Yusril Bakal Gugat Hasil PSU ke PTUN, KPU Labuhanbatu Tunggu KPU Pusat

Ahmad Fauzi Manik - detikNews
Selasa, 04 Mei 2021 20:23 WIB
Ketua KPU Labuhanbatu, Wahyudi (Ahmad Fauzi Manik/detikcom)
Kantor KPU Labuhanbatu (Ahmad Fauzi Manik/detikcom)
Labuhanbatu -

Kuasa hukum pasangan Andi Suhaimi Dalimunthe-Faizal Amri Siregar, Yusril Ihza Mahendra, mengatakan akan menggugat putusan KPU Labuhanbatu terkait hasil penetapan pasangan Erik Adtrada Ritonga-Ellya Rosa Siregar sebagai Bupati dan Wakil Bupati terpilih Labuhanbatu.

Menanggapi rencana Yusril tersebut, KPU Labuhanbatu memilih bersikap dingin menunggu perkembangan selanjutnya. Selain itu, KPU Labuhanbatu mengatakan akan meminta arahan dari pusat.

"Menunggu perkembangan," ujar Ketua KPU Labuhanbatu, Wahyudi, Selasa (4/5/2021) menjawab wartawan atas rencana Yusril tersebut.

Wahyudi mengatakan semua keputusan yang dikeluarkan KPU Labuhanbatu merupakan keputusan yang telah mendapat arahan dari KPU RI. Karena itu, kata Wahyudi, pihaknya tetap akan berkonsultasi dengan KPU pusat atas segala implikasinya.

"Dasar ketetapan ini sesuai dengan tahapan yang telah dibuat dan sudah dikonsultasikan dengan pusat. Karena itu, saat ini kami pun masih menunggu arahan lanjutan dari KPU RI," tambah Wahyudi.

Di sisi lain, kuasa hukum pasangan Erik Adtrada-Ellya Rosa, Akhyar Idris Sagala, menilai tindakan KPU Labuhanbatu tersebut sudah tepat. Dia mengatakan tidak ada dalil hukum yang tepat untuk menunda penetapan calon terpilih.

"Berdasarkan ketentuan hukum bahwa KPU tidak ada alasan menunda penetapan calon terpilih," katanya.

Menurut Akhyar, putusan MK jelas memerintahkan KPU wajib melaksanakan semua tahapan pilkada. Termasuk menetapkan pasangan calon terpilih pasca-pelaksanaan pemungutan suara ulang (PSU).

Terkait Pasal 54 Peraturan KPU Nomor 19 Tahun 2020 yang menjadi argumen penundaan oleh kuasa hukum Andi-Faizal, Akhyar berpendapat itu tidak bisa dipakai. Menurutnya, putusan MK lebih tinggi kedudukannya dari PKPU.
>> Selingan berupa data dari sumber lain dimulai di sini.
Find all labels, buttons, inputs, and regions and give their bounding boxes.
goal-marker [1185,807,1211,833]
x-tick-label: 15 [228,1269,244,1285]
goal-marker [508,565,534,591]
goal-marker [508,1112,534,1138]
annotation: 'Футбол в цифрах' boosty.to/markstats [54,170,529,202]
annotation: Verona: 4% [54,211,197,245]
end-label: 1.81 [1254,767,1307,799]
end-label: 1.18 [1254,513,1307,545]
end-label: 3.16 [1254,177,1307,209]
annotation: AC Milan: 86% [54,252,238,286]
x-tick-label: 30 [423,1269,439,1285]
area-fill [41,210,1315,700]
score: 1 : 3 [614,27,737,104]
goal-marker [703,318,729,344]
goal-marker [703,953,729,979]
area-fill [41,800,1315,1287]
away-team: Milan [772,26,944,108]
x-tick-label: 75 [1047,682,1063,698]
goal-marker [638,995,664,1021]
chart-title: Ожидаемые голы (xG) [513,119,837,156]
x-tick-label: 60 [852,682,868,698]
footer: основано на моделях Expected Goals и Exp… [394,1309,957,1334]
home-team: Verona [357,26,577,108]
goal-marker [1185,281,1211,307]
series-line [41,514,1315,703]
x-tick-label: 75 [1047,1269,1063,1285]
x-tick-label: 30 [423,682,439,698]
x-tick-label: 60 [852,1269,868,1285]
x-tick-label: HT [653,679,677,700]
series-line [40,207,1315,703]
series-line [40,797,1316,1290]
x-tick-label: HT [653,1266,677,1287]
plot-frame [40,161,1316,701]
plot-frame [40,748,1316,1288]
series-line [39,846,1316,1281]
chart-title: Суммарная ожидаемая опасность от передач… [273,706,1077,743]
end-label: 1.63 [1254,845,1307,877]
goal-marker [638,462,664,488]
Sedangkan mengenai rencana pihak Andi-Faizal akan menggugat KPU ke PTUN, Akhyar menilai langkah tersebut tidak tepat.

"Itu merupakan hak mereka. Tapi berdasarkan SEMA (Surat Edaran Mahkamah Agung) Nomor 7 Tahun 2010, keputusan atau ketetapan yang diterbitkan KPU tidak dapat digugat ke PTUN," katanya.

Sebelumnya, Yusril mengatakan akan menggugat KPU Labuhanbatu ke PTUN. Yusril menyebut gugatan ke PTUN, bukan terkait hasil pemilihan, namun menggugat KPU Labuhanbatu sebagai pejabat TUN (tata usaha negara) telah mengeluarkan kebijakan yang salah.

"Sekarang ada dua persoalan hukum, menyusul langkah terburu-buru KPU Labuhanbatu menetapkan pasangan pemenangan pilkada. Pertama persoalan pendaftaran sengketa yang belum diapa-apakan MK. Kedua sudah lahir keputusan yang dikeluarkan KPU," kata Yusril dalam jumpa pers daring, Senin (4/4).

Yusril mengatakan tindakan tersebut mengabaikan prinsip kehati-hatian sehingga tercipta ketidakpastian hukum. Tindakan KPU ini, tambah dia, merupakan tindakan yang tidak sesuai dengan asas umum pemerintahan yang baik (AUPB).